Book Outsorcing of Security to private Military Contractors  State Responsibilities

Download or read book Outsorcing of Security to private Military Contractors State Responsibilities written by Nicholas Sunday and published by GRIN Verlag. This book was released on 2013-02-25 with total page 79 pages. Available in PDF, EPUB and Kindle. Book excerpt: Research Paper (undergraduate) from the year 2012 in the subject Law - Miscellaneous, grade: A, , course: LLM INTERNATIONAL LAW, language: English, abstract: The monopoly of the use of force granted to modern States by its citizens is a relatively new phenomenon.

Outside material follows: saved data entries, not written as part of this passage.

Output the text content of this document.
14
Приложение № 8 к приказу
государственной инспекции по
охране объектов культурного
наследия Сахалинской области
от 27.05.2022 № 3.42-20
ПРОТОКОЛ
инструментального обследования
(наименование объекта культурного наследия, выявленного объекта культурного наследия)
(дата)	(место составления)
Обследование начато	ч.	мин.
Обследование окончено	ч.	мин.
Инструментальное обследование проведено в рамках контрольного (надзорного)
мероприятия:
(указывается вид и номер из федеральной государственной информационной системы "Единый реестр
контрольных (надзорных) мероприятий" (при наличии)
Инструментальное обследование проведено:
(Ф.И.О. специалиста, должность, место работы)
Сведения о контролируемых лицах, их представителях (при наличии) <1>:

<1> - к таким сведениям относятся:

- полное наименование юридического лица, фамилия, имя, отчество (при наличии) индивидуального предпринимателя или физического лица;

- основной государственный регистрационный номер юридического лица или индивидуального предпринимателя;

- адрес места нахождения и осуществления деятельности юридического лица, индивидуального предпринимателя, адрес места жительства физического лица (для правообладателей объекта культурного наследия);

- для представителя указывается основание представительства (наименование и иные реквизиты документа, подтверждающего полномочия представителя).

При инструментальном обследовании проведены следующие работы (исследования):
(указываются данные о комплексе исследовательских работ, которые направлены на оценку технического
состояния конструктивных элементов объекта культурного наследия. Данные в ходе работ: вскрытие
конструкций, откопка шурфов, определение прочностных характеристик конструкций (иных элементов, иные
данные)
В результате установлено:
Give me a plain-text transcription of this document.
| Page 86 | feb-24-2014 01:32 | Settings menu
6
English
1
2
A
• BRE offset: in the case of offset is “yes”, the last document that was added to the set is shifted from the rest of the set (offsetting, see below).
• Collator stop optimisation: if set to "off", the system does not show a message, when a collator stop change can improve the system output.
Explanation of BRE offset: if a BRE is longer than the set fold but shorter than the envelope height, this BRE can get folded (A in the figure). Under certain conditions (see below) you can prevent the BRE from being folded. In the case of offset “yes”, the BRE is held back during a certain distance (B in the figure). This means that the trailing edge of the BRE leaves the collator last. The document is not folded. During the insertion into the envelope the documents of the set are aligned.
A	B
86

Private armies have been operating in European States till the XIX century. The use of mercenaries has been historically a constant phenomenon till almost the end of the XX century, when their activities were criminalized by the international community. Parallel to that phenomenon during the European colonial expansion over all continents, governments had authorized two other forms of similar violence by non-state actors: the corsairs and the colonial merchant companies.